Er hält sich eine Hand an die Stirn, drückt mit dieser leicht dagegen und kneift die Augen zusammen.
"Geht es dir gut?!", frage ich nun verunsichert sowie besorgt.
Seine Fingerspitzen streichen leicht von rechts nach links, als würde er damit versuchen sich wieder zu beruhigen und entspannen. Ich neige den Kopf leicht zur Seite, lasse Nathaniel aber keine Sekunde aus den Augen und mustere ihn stattdessen genauestens.
"Ja ... Ja ...", gibt er leise zurück.
"Bist du dir sicher?"
"Ich ..."
Er macht seine Stirn wieder frei und öffnet die Augen, um mich anzusehen.
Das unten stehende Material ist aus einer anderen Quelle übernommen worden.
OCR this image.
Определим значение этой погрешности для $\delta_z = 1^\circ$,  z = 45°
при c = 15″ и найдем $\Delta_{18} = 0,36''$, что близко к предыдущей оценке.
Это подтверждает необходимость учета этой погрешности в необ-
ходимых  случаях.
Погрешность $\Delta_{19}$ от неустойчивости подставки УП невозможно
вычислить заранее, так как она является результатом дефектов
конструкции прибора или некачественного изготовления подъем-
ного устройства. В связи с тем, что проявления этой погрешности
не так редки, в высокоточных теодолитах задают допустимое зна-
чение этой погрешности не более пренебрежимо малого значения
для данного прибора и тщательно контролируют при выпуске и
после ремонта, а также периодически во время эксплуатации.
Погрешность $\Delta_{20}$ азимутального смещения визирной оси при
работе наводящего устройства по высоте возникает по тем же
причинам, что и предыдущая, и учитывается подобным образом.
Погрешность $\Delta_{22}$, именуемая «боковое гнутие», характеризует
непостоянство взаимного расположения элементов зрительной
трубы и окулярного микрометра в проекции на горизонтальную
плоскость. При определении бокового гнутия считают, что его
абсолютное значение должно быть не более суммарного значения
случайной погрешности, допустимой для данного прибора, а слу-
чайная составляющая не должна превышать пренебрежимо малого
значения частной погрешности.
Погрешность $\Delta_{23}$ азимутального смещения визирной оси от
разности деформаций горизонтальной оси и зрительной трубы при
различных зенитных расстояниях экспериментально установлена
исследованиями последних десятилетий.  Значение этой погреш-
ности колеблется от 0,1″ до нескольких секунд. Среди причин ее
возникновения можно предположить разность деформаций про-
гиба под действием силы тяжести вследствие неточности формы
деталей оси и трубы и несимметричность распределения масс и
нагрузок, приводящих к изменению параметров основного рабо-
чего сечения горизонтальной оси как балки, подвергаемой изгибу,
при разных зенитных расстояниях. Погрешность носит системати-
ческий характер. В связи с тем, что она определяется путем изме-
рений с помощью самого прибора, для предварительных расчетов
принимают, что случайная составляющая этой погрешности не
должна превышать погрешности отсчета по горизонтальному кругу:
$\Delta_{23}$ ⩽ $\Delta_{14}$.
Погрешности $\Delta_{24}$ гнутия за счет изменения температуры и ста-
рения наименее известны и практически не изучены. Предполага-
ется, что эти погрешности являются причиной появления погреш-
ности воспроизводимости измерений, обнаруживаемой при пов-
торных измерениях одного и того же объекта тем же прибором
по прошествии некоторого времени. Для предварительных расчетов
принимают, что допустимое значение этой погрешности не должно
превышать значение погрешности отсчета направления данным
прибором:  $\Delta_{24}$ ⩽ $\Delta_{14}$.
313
Sein Gesichtsausdruck zeugt nun nicht mehr von Anstrengung, sondern Enttäuschung.
Habe ich vorhin etwas falsches gesagt, dass er sich plötzlich so merkwürdig verhält?
Erneut sieht er auf seine Armbanduhr. "Ich muss jetzt wirklich gehen ..."
"O-Okay ..."
"Wir sehen uns in der Schule." Ein leichtes Lächeln lässt sich in seinem Gesicht erkennen.
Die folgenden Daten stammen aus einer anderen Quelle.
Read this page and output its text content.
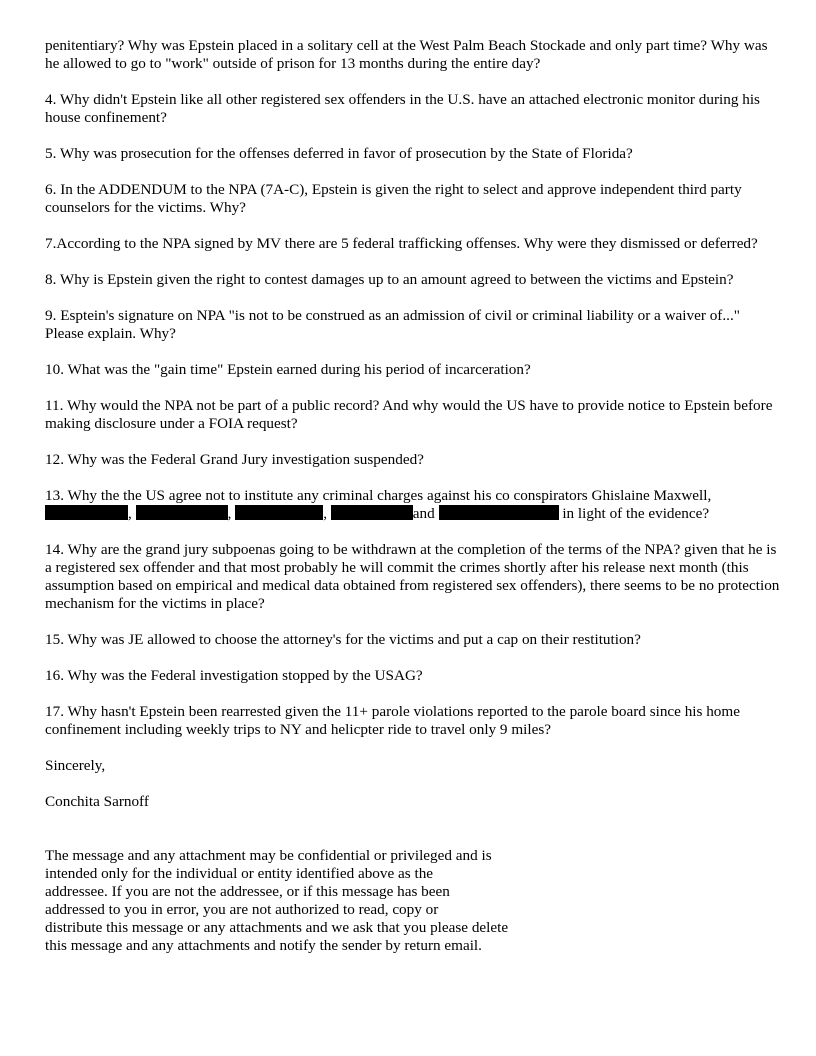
penitentiary? Why was Epstein placed in a solitary cell at the West Palm Beach Stockade and only part time? Why was he allowed to go to "work" outside of prison for 13 months during the entire day?

4. Why didn't Epstein like all other registered sex offenders in the U.S. have an attached electronic monitor during his house confinement?

5. Why was prosecution for the offenses deferred in favor of prosecution by the State of Florida?

6. In the ADDENDUM to the NPA (7A-C), Epstein is given the right to select and approve independent third party counselors for the victims. Why?

7.According to the NPA signed by MV there are 5 federal trafficking offenses. Why were they dismissed or deferred?

8. Why is Epstein given the right to contest damages up to an amount agreed to between the victims and Epstein?

9. Esptein's signature on NPA "is not to be construed as an admission of civil or criminal liability or a waiver of..." Please explain. Why?

10. What was the "gain time" Epstein earned during his period of incarceration?

11. Why would the NPA not be part of a public record? And why would the US have to provide notice to Epstein before making disclosure under a FOIA request?

12. Why was the Federal Grand Jury investigation suspended?

13. Why the the US agree not to institute any criminal charges against his co conspirators Ghislaine Maxwell,
,	,	,	and	in light of the evidence?

14. Why are the grand jury subpoenas going to be withdrawn at the completion of the terms of the NPA? given that he is a registered sex offender and that most probably he will commit the crimes shortly after his release next month (this assumption based on empirical and medical data obtained from registered sex offenders), there seems to be no protection mechanism for the victims in place?

15. Why was JE allowed to choose the attorney's for the victims and put a cap on their restitution?

16. Why was the Federal investigation stopped by the USAG?

17. Why hasn't Epstein been rearrested given the 11+ parole violations reported to the parole board since his home confinement including weekly trips to NY and helicpter ride to travel only 9 miles?

Sincerely,

Conchita Sarnoff

The message and any attachment may be confidential or privileged and is
intended only for the individual or entity identified above as the
addressee. If you are not the addressee, or if this message has been
addressed to you in error, you are not authorized to read, copy or
distribute this message or any attachments and we ask that you please delete
this message and any attachments and notify the sender by return email.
"Bis dann", verabschiede ich mich von ihm und winke, doch er hat sich bereits umgedreht und sieht es nicht.
Verwirrt sehe ich ihm nach.
Dieses kurze Gespräch ist doch eigentlich nicht schlecht gelaufen ... Was ist plötzlich in ihn gefahren?!
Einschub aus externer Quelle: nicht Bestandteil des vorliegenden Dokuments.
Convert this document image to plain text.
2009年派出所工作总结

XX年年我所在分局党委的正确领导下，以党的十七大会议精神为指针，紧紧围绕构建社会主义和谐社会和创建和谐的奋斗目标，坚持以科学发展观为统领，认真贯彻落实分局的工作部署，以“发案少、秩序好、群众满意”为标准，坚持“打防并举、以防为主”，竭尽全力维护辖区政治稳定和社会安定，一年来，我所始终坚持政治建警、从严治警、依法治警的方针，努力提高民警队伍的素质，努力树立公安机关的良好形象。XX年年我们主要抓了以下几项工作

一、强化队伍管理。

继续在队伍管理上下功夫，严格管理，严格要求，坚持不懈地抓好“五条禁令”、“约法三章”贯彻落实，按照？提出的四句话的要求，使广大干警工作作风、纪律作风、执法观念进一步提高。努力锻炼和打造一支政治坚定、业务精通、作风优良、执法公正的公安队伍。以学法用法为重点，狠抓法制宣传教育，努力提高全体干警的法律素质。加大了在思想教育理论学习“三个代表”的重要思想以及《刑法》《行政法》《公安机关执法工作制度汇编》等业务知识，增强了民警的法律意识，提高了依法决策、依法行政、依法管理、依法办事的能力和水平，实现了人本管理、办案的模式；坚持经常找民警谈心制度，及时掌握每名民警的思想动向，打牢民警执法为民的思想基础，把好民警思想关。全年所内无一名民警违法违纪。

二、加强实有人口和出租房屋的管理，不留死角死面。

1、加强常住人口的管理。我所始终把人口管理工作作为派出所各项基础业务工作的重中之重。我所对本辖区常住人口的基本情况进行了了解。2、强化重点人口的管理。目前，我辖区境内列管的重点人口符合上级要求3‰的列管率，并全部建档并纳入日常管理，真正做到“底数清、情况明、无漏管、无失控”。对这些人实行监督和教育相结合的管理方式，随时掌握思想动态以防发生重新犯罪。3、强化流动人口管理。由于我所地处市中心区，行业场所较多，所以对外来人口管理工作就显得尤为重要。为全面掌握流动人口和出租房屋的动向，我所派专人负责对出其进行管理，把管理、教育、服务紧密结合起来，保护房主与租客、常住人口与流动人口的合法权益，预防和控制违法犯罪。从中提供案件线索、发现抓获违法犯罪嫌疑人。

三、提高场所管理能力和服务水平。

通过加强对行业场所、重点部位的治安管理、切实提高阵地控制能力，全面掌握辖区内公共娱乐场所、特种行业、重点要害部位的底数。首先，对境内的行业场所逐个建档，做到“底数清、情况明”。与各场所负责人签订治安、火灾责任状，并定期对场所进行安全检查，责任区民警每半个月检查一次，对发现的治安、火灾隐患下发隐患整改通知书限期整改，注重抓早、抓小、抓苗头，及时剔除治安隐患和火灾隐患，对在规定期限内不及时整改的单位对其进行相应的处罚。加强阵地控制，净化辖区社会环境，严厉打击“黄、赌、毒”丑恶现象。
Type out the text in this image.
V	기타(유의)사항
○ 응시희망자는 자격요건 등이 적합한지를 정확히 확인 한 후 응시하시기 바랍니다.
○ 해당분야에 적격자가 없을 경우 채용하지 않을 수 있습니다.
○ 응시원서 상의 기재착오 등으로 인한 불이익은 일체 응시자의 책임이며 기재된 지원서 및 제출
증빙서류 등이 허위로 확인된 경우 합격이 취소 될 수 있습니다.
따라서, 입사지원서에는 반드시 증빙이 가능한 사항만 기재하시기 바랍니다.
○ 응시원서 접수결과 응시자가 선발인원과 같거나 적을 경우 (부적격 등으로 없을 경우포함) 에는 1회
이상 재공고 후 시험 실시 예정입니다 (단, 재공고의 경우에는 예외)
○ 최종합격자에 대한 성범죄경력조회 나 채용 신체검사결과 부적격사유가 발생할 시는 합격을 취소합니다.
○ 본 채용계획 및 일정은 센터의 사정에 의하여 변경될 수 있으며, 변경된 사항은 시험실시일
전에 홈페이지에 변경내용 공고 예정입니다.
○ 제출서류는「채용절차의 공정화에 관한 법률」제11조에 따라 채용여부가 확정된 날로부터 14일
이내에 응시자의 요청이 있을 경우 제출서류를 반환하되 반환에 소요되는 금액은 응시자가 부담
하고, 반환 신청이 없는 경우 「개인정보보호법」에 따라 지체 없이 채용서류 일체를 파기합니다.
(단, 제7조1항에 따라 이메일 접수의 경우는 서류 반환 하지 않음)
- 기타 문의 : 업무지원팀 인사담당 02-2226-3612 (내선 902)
Am letzten Schultag, und Tag des Wichtelns, ist es kälter als die Tage zuvor. Die Schneeschicht geht mir bereits bis zum Knöchel und meine Nase beginnt direkt zu laufen, sobald ich einen Fuß vor die Tür setze.
Mr. Faraize hatte die süße Idee, den gesamten heutigen Tag keinen Unterricht zu machen und stattdessen gemeinsam in Weihnachtsstimmung zu kommen. Schließlich ist morgen bereits Heiligabend.
Dieses Jahr habe ich mir nichts konkretes von meinen Eltern gewünscht, denn das, was ich mir am meisten wünsche, können sie mir nicht kaufen.
Ein wenig geknickt drücke ich mein Geschenk für Kentin in den Händen zusammen. Das dunkelgrüne, mit Schneemännern und Lebkuchen verzierte, Geschenkpapier schimmert mir entgegen und raschelt zugleich.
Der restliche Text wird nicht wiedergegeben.